A tool call returns "forbidden" or "not visible to your account". The user's API key is scoped tighter than the resource. Report which resource was forbidden, name the permission level needed (read on `<resource-type>` in `<env>`), and stop. Don't retry against other resources hoping for a hit.

### Graph is stale

`get_resource_graph` returns a `last_synced_at` older than the user-relevant window (e.g. user is asking about a deploy from 10 minutes ago, graph is 6 hours stale). Surface the staleness, then try `get_recent_changes` for the missing window. If the change isn't there either, the answer is "Annie hasn't seen this yet, check the source of truth directly" (Terraform plan, cloud console).

### Conflicting answers across tools

`get_dependents` says X depends on Y, but `get_blast_radius` doesn't list Y when X is changed. This usually means the dependency is structural (CloudFormation parent / child) but not impact-bearing (no user traffic flows through it). Note both, do not silently pick one.

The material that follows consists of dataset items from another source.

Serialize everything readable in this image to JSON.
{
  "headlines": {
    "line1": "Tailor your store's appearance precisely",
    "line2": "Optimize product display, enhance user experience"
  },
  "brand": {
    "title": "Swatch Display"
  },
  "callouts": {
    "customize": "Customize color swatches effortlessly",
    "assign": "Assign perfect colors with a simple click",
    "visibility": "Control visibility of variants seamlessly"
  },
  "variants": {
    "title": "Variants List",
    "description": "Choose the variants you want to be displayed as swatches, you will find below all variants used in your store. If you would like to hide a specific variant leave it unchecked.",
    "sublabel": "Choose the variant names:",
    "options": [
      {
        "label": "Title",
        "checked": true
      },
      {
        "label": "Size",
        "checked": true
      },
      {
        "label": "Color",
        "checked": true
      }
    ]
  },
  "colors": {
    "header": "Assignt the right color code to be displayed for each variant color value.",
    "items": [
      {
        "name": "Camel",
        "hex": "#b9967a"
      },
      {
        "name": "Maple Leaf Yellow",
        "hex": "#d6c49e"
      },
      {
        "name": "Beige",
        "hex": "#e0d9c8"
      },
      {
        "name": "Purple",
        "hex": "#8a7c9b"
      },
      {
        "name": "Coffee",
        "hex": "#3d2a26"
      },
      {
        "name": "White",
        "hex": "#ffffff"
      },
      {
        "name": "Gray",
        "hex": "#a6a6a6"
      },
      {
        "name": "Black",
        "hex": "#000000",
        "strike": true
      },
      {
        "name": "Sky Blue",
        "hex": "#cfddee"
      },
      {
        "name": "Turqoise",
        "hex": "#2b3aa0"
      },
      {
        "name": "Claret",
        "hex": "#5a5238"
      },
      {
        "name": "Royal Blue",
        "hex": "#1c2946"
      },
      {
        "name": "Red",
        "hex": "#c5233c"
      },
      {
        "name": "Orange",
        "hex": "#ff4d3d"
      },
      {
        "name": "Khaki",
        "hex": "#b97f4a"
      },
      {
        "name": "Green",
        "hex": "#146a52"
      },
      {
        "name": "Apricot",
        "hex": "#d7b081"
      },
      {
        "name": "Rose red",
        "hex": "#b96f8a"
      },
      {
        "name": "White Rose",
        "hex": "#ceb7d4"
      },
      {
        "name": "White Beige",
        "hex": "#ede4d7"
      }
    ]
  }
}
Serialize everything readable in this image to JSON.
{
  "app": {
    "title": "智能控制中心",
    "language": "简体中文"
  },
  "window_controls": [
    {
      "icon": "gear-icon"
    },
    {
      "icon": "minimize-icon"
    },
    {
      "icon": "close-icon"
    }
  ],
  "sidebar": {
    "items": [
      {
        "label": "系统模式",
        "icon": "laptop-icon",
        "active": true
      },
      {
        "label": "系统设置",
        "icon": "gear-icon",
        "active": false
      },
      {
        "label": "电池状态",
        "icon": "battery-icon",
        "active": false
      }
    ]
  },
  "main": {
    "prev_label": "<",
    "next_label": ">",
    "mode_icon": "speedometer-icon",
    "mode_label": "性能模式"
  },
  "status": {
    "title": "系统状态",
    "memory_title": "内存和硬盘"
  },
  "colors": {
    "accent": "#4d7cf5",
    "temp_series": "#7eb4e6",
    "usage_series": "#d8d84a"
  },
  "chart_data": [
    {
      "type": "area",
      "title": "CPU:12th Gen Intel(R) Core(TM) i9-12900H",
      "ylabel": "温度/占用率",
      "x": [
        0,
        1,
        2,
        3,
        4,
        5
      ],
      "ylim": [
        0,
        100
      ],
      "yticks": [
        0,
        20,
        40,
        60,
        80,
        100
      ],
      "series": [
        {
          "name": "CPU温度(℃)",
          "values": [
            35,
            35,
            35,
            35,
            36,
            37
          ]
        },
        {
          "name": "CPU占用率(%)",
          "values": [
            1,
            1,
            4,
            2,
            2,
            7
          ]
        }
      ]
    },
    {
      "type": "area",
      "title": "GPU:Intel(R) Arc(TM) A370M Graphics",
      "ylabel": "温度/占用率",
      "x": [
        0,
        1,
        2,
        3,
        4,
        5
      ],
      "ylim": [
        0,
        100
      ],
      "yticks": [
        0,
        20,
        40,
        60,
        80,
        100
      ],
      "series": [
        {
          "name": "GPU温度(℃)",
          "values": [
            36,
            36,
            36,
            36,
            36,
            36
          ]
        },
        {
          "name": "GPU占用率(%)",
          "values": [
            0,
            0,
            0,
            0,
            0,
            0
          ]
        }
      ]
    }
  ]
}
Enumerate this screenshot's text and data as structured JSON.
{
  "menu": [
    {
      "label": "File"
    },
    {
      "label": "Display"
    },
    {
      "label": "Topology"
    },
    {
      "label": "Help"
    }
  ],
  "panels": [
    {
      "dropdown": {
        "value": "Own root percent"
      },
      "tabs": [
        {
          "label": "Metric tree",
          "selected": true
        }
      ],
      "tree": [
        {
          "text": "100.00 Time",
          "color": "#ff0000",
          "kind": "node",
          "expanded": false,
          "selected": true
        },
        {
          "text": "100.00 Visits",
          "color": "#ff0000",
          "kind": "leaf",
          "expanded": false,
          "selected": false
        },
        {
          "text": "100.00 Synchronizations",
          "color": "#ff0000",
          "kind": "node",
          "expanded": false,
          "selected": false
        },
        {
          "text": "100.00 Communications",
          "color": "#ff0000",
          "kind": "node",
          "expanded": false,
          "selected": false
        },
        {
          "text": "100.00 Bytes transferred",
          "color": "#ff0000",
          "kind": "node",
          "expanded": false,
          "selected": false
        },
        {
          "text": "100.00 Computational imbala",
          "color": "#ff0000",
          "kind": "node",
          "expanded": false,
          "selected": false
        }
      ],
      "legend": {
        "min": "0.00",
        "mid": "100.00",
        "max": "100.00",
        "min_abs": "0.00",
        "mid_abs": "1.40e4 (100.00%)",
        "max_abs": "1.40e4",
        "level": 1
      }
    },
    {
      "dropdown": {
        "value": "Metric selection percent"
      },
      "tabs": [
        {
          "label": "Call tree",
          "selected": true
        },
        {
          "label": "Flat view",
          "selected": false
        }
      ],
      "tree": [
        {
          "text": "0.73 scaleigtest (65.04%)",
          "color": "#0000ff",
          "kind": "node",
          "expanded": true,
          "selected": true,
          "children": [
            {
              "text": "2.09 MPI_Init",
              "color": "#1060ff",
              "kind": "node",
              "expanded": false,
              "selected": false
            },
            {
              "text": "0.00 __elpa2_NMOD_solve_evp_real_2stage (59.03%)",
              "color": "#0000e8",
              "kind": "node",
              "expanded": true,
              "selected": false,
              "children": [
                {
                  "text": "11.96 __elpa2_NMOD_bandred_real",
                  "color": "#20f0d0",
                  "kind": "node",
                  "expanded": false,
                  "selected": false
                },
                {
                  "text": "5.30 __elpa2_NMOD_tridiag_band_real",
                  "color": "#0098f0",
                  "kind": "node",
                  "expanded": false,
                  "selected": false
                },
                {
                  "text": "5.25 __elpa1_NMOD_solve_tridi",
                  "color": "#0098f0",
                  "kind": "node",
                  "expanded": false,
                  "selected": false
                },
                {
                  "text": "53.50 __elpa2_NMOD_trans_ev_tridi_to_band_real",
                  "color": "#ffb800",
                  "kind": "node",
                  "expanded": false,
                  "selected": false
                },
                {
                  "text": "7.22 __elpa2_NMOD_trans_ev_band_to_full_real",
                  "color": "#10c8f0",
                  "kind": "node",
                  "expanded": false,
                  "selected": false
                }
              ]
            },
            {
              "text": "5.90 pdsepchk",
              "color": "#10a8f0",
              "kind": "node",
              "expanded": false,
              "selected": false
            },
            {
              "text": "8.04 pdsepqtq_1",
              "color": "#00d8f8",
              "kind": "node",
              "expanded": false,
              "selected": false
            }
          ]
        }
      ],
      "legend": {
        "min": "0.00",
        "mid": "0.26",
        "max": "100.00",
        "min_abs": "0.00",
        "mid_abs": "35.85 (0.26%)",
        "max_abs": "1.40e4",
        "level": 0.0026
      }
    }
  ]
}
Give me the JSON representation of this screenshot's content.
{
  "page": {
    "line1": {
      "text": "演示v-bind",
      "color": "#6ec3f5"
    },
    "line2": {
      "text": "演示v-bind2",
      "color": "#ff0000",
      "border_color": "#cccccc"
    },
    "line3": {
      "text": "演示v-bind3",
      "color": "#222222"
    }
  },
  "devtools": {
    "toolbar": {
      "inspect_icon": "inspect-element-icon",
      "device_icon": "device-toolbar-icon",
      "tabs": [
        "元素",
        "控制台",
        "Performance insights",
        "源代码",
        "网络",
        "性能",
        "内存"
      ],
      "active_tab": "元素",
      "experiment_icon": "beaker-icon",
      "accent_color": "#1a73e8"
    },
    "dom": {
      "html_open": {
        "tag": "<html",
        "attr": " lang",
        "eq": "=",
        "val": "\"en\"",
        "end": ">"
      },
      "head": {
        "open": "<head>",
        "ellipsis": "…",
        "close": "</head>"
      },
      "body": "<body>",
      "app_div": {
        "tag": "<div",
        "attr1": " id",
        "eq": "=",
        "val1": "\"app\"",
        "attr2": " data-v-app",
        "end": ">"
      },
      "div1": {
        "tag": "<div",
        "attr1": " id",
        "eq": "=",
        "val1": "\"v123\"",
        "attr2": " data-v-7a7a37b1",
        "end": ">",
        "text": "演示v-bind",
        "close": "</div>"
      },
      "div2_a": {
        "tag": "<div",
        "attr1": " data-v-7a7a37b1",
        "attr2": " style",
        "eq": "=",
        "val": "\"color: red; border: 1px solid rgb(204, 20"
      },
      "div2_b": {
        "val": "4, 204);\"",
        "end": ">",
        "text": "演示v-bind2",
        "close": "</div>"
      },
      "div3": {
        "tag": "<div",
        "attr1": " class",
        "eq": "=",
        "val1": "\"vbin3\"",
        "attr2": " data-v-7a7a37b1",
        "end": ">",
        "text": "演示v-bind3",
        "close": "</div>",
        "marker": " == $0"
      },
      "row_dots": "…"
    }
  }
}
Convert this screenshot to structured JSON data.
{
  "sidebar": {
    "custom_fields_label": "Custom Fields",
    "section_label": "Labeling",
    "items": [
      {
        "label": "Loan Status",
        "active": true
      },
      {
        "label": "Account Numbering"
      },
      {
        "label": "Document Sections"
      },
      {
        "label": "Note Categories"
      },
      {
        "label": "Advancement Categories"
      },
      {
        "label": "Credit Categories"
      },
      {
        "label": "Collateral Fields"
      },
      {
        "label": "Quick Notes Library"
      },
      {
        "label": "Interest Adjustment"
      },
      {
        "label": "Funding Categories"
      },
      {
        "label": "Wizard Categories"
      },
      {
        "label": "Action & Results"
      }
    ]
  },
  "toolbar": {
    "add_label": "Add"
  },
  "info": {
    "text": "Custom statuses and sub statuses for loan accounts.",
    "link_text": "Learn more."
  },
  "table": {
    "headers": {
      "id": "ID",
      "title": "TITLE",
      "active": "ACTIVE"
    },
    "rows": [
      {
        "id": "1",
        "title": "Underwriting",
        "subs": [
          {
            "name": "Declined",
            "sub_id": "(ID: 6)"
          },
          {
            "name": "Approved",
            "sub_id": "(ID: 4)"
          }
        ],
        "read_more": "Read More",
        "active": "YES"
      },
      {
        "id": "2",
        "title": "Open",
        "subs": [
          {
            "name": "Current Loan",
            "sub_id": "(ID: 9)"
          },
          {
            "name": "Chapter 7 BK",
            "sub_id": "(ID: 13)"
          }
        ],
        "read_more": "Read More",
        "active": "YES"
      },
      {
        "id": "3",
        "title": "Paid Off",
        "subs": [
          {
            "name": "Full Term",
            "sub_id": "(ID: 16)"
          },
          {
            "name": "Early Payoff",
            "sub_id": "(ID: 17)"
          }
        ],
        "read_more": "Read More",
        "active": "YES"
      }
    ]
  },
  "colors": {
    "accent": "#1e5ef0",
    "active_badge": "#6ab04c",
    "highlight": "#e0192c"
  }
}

### Tool the agent expected isn't there

Anthropic / Claude tooling sometimes lists tools the MCP server doesn't expose (e.g. a write-capable tool from an older version). If the listed tool is not in the 5 above, do not call it. Tell the user the surface is limited to read-only and continue.

## Anti-patterns

- **Calling `get_resource_graph` with no filter on a large estate.** Returns thousands of nodes. Always filter by name, type, or env.
- **Using `get_temporal_diff` for "what changed in the last 5 minutes".** Use `get_recent_changes`; it's cheaper and ordered by event time.
- **Treating "no dependents" as "safe to delete".** Annie sees what it sees. A resource might be referenced from outside the graph (e.g. a hand-rolled script, a customer-facing URL). Escalate before deletion.
- **Reciting tool output verbatim.** Synthesize. The user wants the answer, not the JSON.

## Reference

For install, auth, MCP transport configuration, and exact CLI flags, see [`reference.md`](./reference.md).